An old-fashioned cricket match brought ‘old father time’ to the annual Warfield fete 32 years ago, as a mixed team of locals pitched their skills against their local club.

The players all donned old-style kit and although the result was close, it was the cricket club that received the dubious honour of receiving the ‘chamber pot’ trophy.

Chairman of the committee, Tony Ingram, told the News:” It was a very relaxing and leisurely way to spend an evening, although some of the full-length skirts made it tricky to run and field the ball.”

College Town, in Sandhurst, was suffering a ‘biblical plaque’ of snakes in the back gardens of three homes in Branksome Hill Road.

Before environmental health experts were called in, 30 of the unfortunate adders had been killed by residents, as they burnt down an area where the protected species had been breeding.

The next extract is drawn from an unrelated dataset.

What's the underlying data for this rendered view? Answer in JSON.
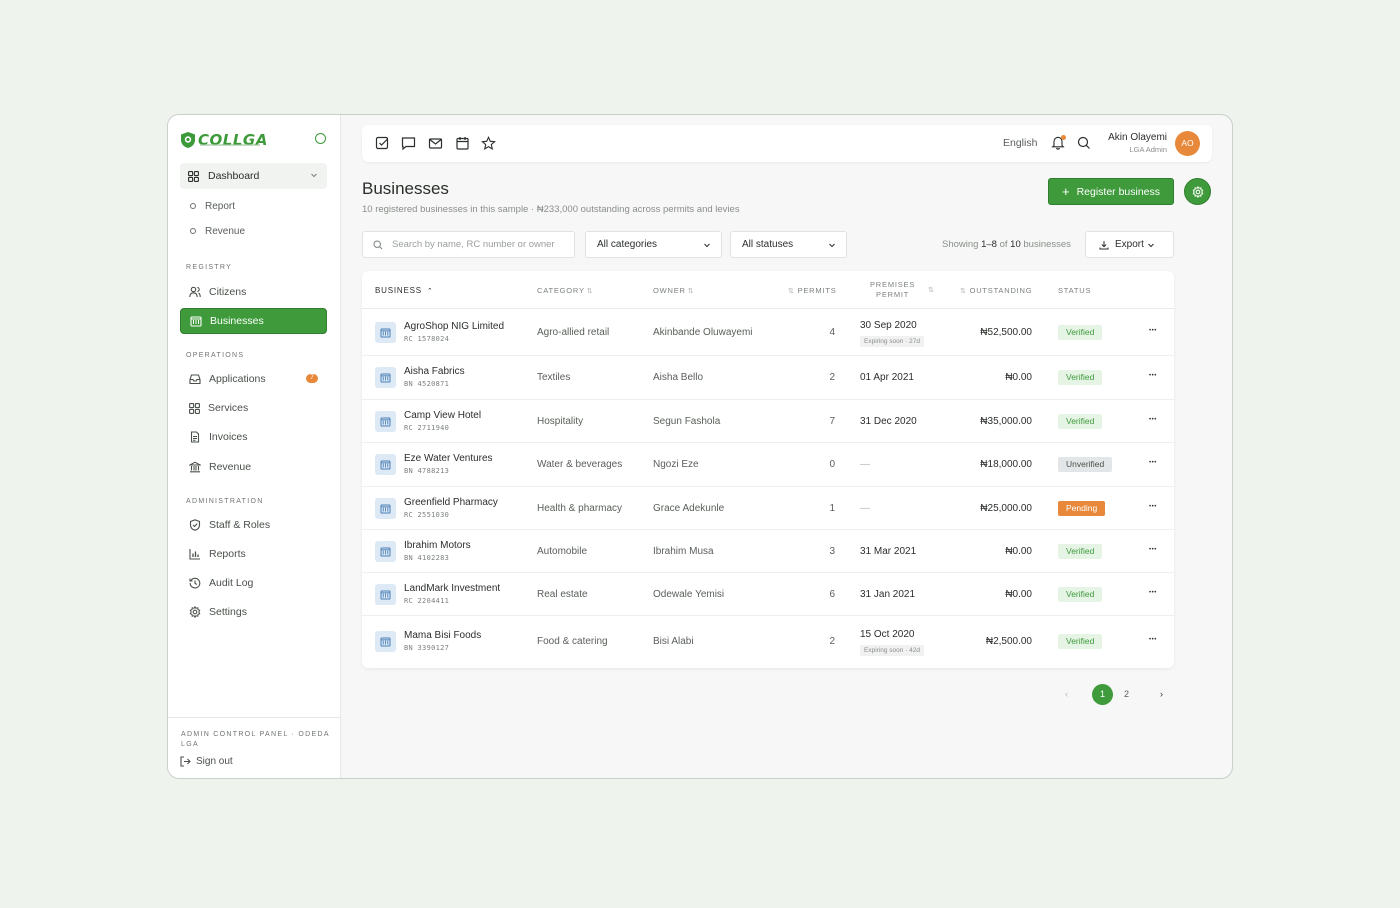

After trying to tackle the problem, Malcolm Cowie told the News: “At first they told us there was no problem and we should just leave them alone, but we couldn’t do that because of the size of problem we have here.”

An unsung hero of British music, composer and guitarist Gordon Giltrap launched his new symphony at the Wilde Festival of Music in Bracknell.

A self-taught guitarist from the age of 12, Gordon had written many familiar TV theme tunes such as “The Holiday Programme” and “Wish You Were Here”. But as he shunned the limelight, most of the high esteem in which he is held is by fellow musicians such as Pete Townsend and Mike Oldfield.